What better way to spend Palm Sunday than getting arrested with Martin Sheen in a Nevada desert to protest against U.S. nuclear weapons, the U.S. presence in Iraq, and countless other purported outrages?
Activist Franciscan friars, with their appreciation of ancient ritual, apparently began the tradition of protesting outside the Nevada Nuclear Test Site in the early 1980s. The “Nevada Desert Experience,” whose supporters include Moveon.org, has since become interfaith and quite colorful. This year, protesters stuck around until Monday morning to offer donuts and free massages on rainbow towels to the U.S. Energy Department workers as they commuted to work. Some of the civil servants appear to have accepted the massage hospitality, though none seem to have been persuaded to abandon their work.
“In the shadow of the nuclear devastation at the Test Site and the bombings of the Nellis Air Force range an awesome interfaith group came together for a nonviolent experience in enjoying the desert, sharing our traditions, and working for peace,” gushed one activist in a news release. The day had begun with a sunrise ceremony led by a spiritual elder of the Shoshone tribe, with a Franciscan friar providing a further blessing later in the day.
Also participating in the festivities, which included a week long “Sacred Peace Walk” to the site, were a Zen priest of the Buddhist Peace Fellowship, a “priestess” of the Temple of Goddess Spirituality Dedicated to Sekhmet, a representative of the Thich Nhat Hanh Order of Interbeing, a Benedictine priest, and a United Methodist Church official. A Muslim leader led a “countering oppressions workshop,” and a Muslim cleric taught Muslim Prayers toward Mecca. Martin Sheen, carrying his own gravitas as the actor who portrayed President Josiah Bartlett on the The West Wing, said his own Catholic prayer.
A news release made clear that the Sacred Peace Walk commemorated not only Palm Sunday but also the birthdays of Mohammad and Buddha, the early celebration of Passover, April Fools Day, and the full moon. It was truly inclusive.
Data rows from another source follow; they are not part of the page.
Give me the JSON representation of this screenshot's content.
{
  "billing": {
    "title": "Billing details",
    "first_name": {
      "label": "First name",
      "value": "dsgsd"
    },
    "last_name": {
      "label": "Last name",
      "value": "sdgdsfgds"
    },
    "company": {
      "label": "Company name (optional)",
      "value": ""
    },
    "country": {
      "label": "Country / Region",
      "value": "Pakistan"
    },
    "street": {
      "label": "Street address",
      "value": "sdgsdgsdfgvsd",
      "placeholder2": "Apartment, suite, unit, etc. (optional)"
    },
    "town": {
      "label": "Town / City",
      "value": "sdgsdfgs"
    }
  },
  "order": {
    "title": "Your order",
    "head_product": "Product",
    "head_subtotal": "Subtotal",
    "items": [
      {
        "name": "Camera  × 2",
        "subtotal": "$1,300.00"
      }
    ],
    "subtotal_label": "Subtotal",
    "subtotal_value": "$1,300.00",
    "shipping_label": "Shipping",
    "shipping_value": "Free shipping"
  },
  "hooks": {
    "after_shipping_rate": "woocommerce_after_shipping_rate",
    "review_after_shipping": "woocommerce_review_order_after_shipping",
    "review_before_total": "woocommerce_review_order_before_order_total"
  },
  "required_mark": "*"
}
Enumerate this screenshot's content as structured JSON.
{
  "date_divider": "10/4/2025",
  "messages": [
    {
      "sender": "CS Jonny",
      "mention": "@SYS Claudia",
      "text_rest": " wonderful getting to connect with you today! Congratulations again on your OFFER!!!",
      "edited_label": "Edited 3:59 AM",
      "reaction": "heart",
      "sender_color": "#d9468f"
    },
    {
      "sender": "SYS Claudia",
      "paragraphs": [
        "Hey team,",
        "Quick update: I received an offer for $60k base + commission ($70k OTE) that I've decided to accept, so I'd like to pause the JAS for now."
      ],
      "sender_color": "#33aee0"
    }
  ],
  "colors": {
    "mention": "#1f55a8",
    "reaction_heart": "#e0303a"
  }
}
And the activists from various religious traditions were unified in their distress over the U.S. Department of Energy’s “Complex 2030” plan to overhaul the U.S. nuclear arsenal.
“As President Bush twists the arms of Iran and North Korea to halt developing their own nuclear weapons against an undefined future threat, it is the height of hypocrisy for the U.S. to go forward with so-called reliable replacement warheads and unacceptable as a policy to go forward with the construction of the Consolidated Plutonium Center,” declared the Rev. Neal Christie of the Washington-based United Methodist Board of Church and Society.
That the U.S. nuclear arsenal is the main threat to world peace was reiterated on the “Nevada Desert Experience” website, which asserted: “At this time when the threat of nuclearism is resurgent, we recognize that we are all ONE in our oppression under such tyranny. Through our action of faithful witness, let us dispel the myth that nuclearism brings sustainable peace to our world.”
The protesters’ website also made clear that “[w]e desire to curb the threat of any future war with Iran, and to raise awareness of U.S. nuclear hypocrisy as represented by the existence of the Nevada Test Site and other nuclear facilities in this country.”
According to United Methodist News Service, Christie reported that a coalition of 74 national Jewish, Orthodox, Protestant and Catholic organizations have recently filed a formal “Religious Statement Opposing Complex 2030.”
“Vast sums have already been wasted on a war of deception in Iraq, leading to the slaughter of tens, and perhaps hundreds of thousands of Iraqis,” Christie complained. “We cannot afford to let Congress turn its attention away from the reduction of existing stockpiles which can still unleash 50,000 times the devastation of Hiroshima and Nagasaki combined.”
The Nevada Desert Experience traces its roots to the activism of Sister Rosemary Lynch, who belongs to a Franciscan community in Las Vegas. She began solitary vigils at the Nevada Test Site as far back as 1977. She “would sit, for hours, contemplating the reality around her, pray, and engage curious stoppers-by,” eventually being joined in later years by other Franciscans, Quakers, Japanese visitors, and local tribal people. Lynch, still adamant about the anti-nuclear cause, invited fellow protesters to celebrate her 90th birthday at the protest site on Palm Sunday.
There is certainly something admirable about a 90-year-old nun still pilgrimaging to the desert on behalf of her cause. Of course, most Christians identify Palm Sunday as commemorating their Lord’s triumphant entrance into Israel’s capital, which would culminate in His crucifixion. But the Nevada Desert Experience, although largely guided by Franciscans, seems to prioritize the struggle against U.S. nuclear weapons over any specific remembrance of events in Jerusalem 2,000 years ago.
Mark Tooley directs the United Methodist committee at the Institute on Religion and Democracy in Washington, D.C.